PORTLAND, Maine — In the opening pages of "Dead Man’s Wake," the new thriller from Paul Doiron, Maine Game Warden Investigator Mike Bowditch hears a collision on a lake between a speed boat and a jet ski. 

Even though he writes fiction, Doiron is a stickler for accuracy, and to get the details right about the crash and its aftermath, he hunted down and read some decidedly obscure reference works. One was a book called "Boat Accident Reconstruction and Litigation," and another was "The Water’s Edge: A Manual for the Underwater Criminal Investigator."

"That one was a page-turner," Doiron said of the latter book. "I learned a lot about that very arcane branch of forensic investigation."

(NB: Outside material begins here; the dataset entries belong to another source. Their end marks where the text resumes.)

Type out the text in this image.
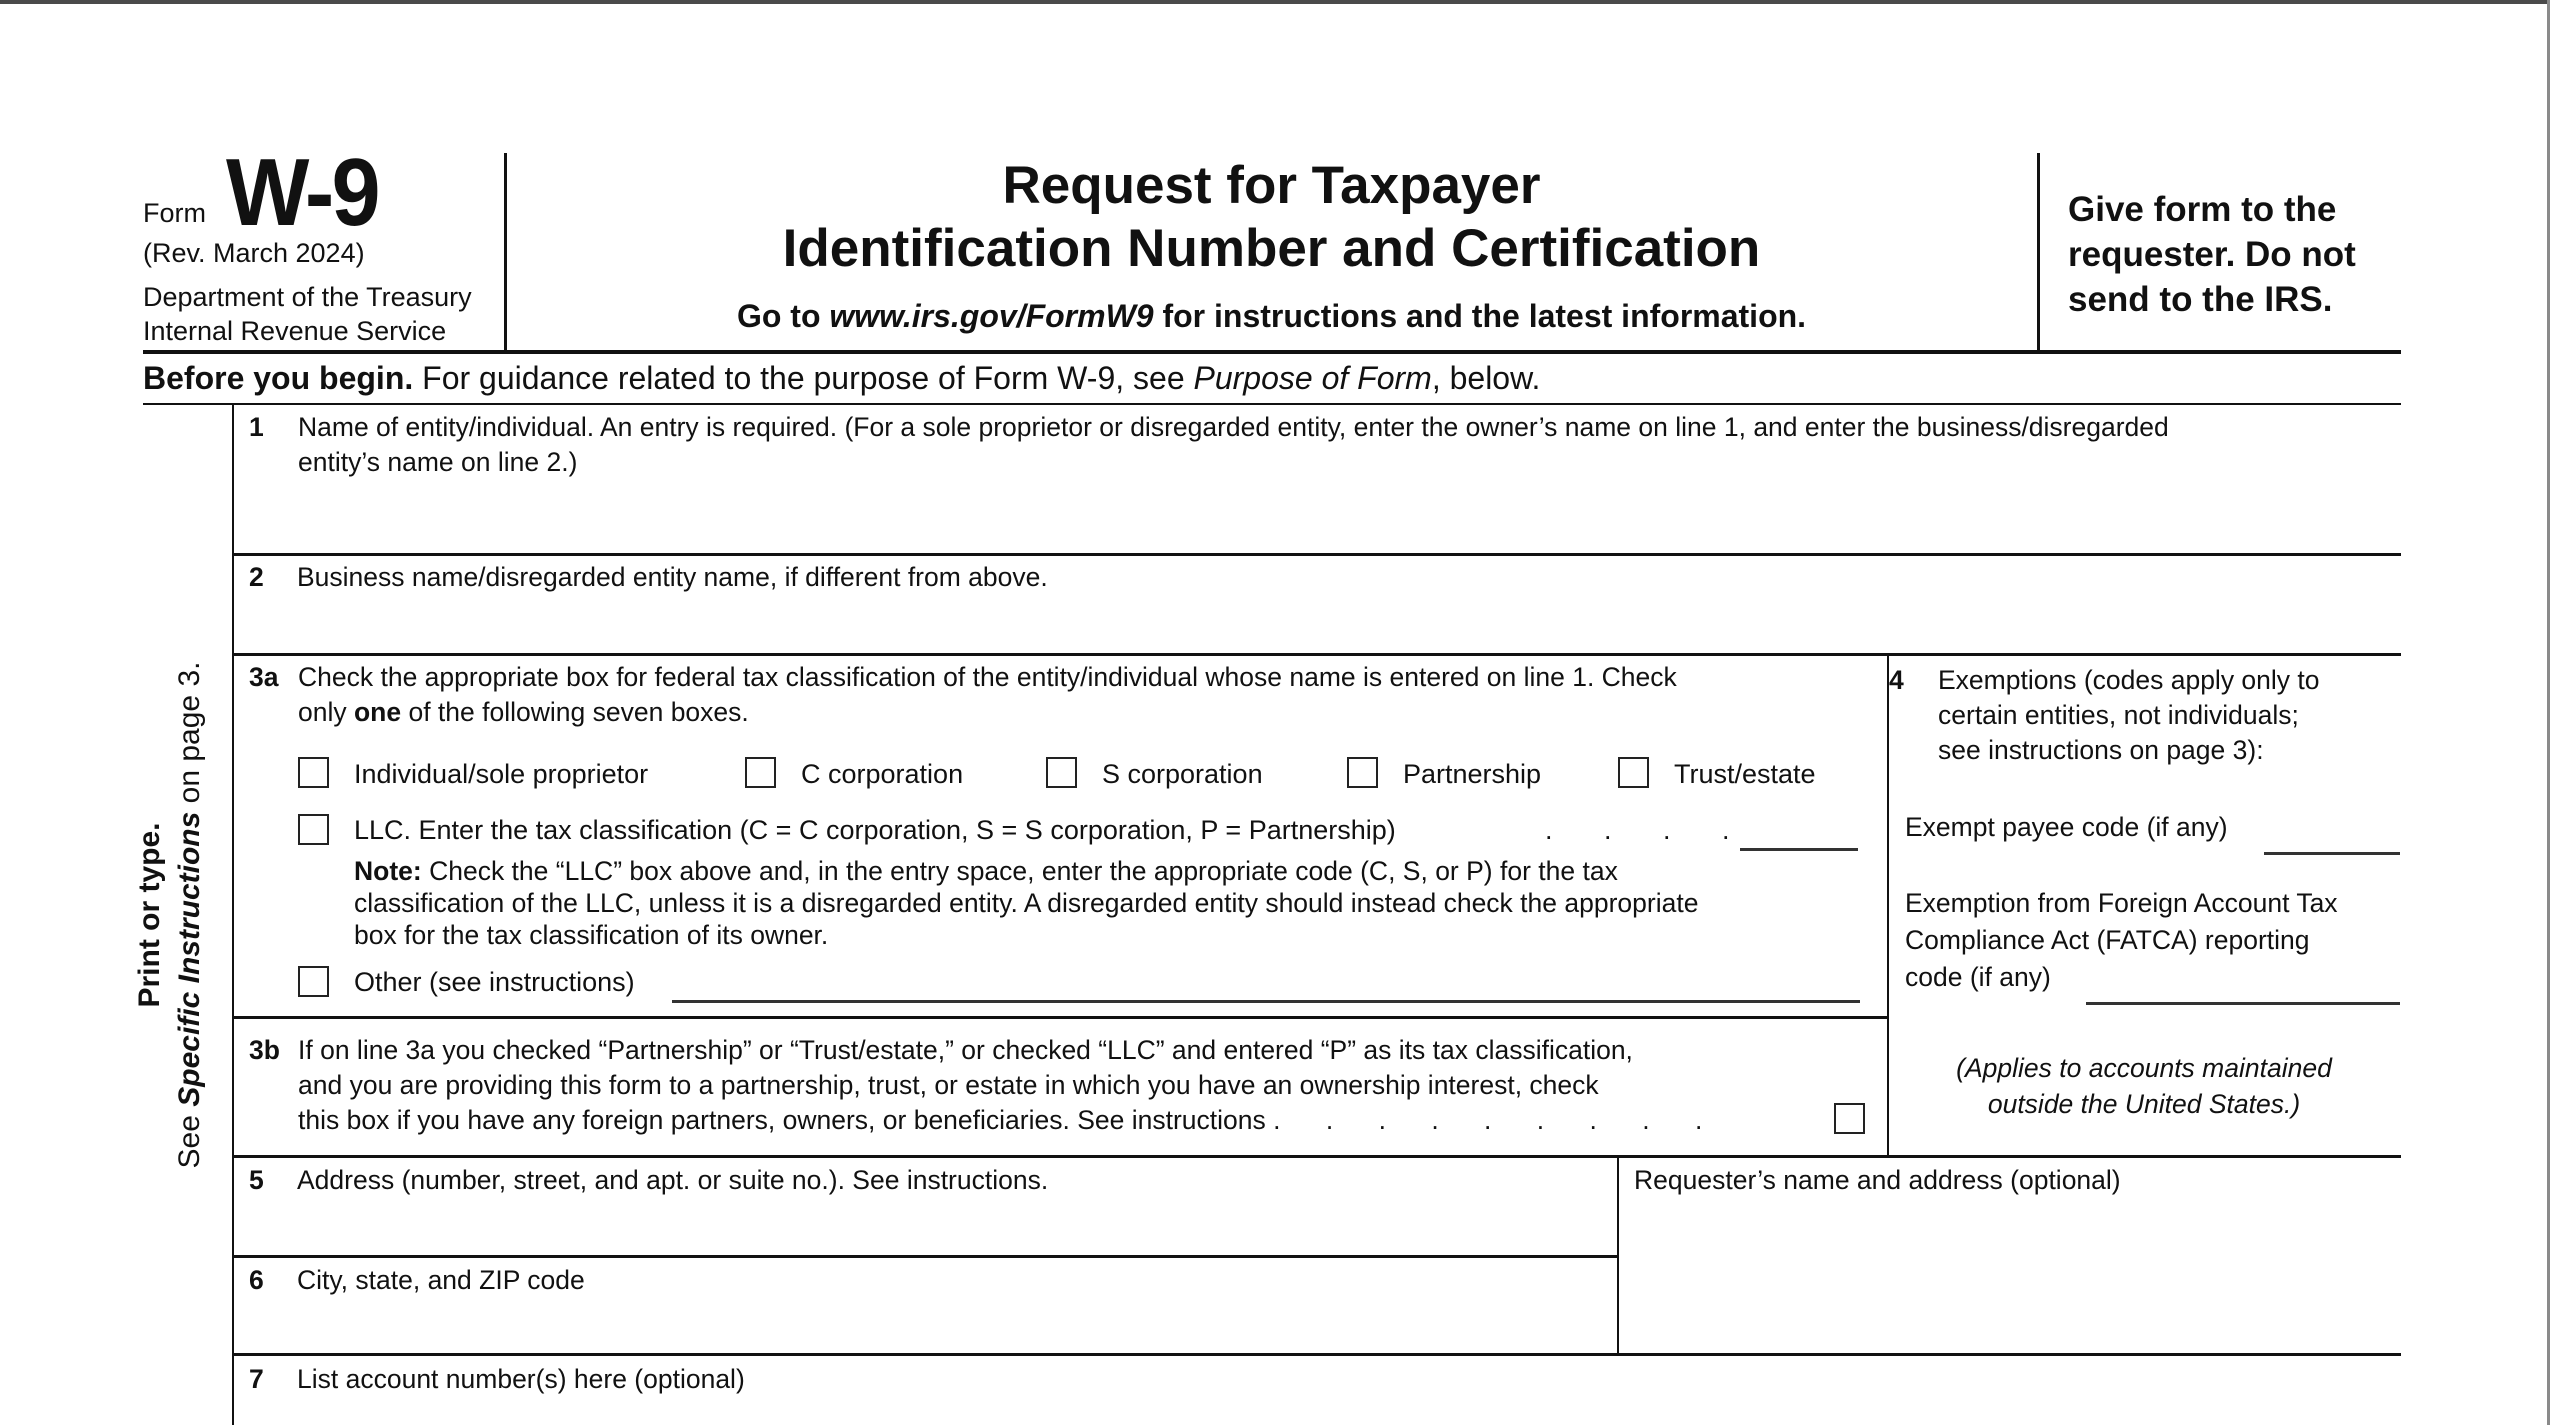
Form W-9
(Rev. March 2024)
Department of the Treasury
Internal Revenue Service
Request for Taxpayer
Identification Number and Certification
Go to www.irs.gov/FormW9 for instructions and the latest information.
Give form to the
requester. Do not
send to the IRS.
Before you begin. For guidance related to the purpose of Form W-9, see Purpose of Form, below.
Print or type.
See Specific Instructions on page 3.
1	Name of entity/individual. An entry is required. (For a sole proprietor or disregarded entity, enter the owner’s name on line 1, and enter the business/disregarded
entity’s name on line 2.)
2 Business name/disregarded entity name, if different from above.
3a Check the appropriate box for federal tax classification of the entity/individual whose name is entered on line 1. Check
only one of the following seven boxes.
Individual/sole proprietor	C corporation	S corporation	Partnership	Trust/estate
LLC. Enter the tax classification (C = C corporation, S = S corporation, P = Partnership)	. . . .
Note: Check the “LLC” box above and, in the entry space, enter the appropriate code (C, S, or P) for the tax
classification of the LLC, unless it is a disregarded entity. A disregarded entity should instead check the appropriate
box for the tax classification of its owner.
Other (see instructions)
3b If on line 3a you checked “Partnership” or “Trust/estate,” or checked “LLC” and entered “P” as its tax classification,
and you are providing this form to a partnership, trust, or estate in which you have an ownership interest, check
this box if you have any foreign partners, owners, or beneficiaries. See instructions . . . . . . . . .
4	Exemptions (codes apply only to
certain entities, not individuals;
see instructions on page 3):
Exempt payee code (if any)
Exemption from Foreign Account Tax
Compliance Act (FATCA) reporting
code (if any)
(Applies to accounts maintained
outside the United States.)
5 Address (number, street, and apt. or suite no.). See instructions.
6 City, state, and ZIP code
Requester’s name and address (optional)
7 List account number(s) here (optional)
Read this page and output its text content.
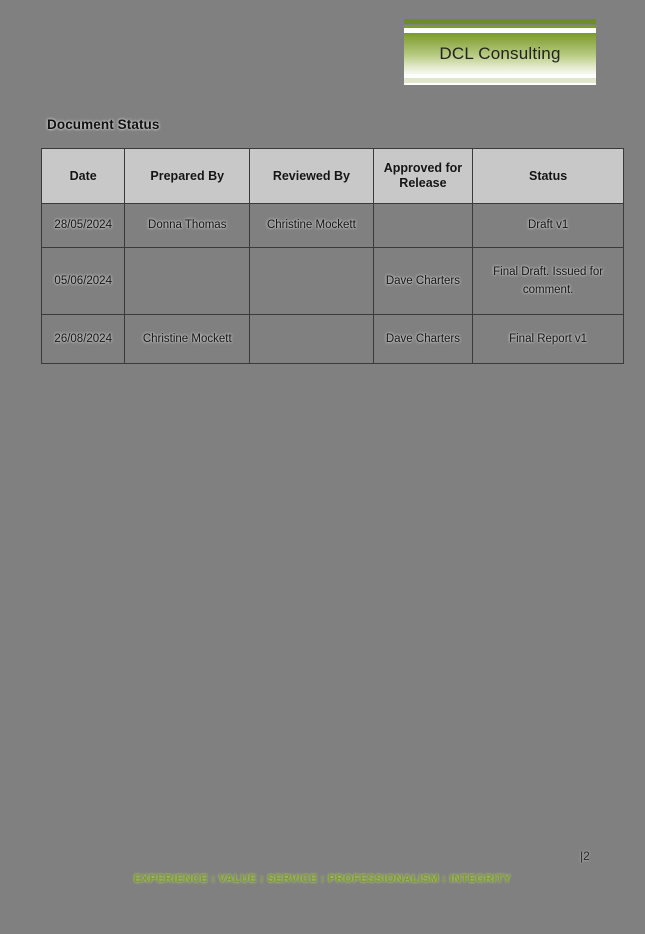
DCL Consulting
Document Status
Date	Prepared By	Reviewed By	Approved for Release	Status
28/05/2024	Donna Thomas	Christine Mockett		Draft v1
05/06/2024			Dave Charters	Final Draft. Issued for comment.
26/08/2024	Christine Mockett		Dave Charters	Final Report v1
|2
EXPERIENCE : VALUE : SERVICE : PROFESSIONALISM : INTEGRITY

"Dead Man’s Wake" is the fourteenth book in the Mike Bowditch series. A new one comes out every summer, a clockwork schedule made possible by Doiron’s discipline and the pleasure he gets from his craft. As a registered Maine guide, he is not shy about taking the things he loves in real life—boating, hiking, fishing—and weaving them into his novels.

"This is fun for me," he said of writing. "I’m constantly in the outdoors and I’m constantly finding new stories and meeting Mainers. I love the authenticity of Maine people. It’s just so easy—it’s my life now."

What’s especially gratifying is showing Maine to people who’ve never been here. Those folks sometimes write to say that, after reading Doiron’s work, they want to visit the state. But there’s a sentiment that’s often tacked on. "I just hope," they tell him, "... it’s not quite as dangerous as it is in your books."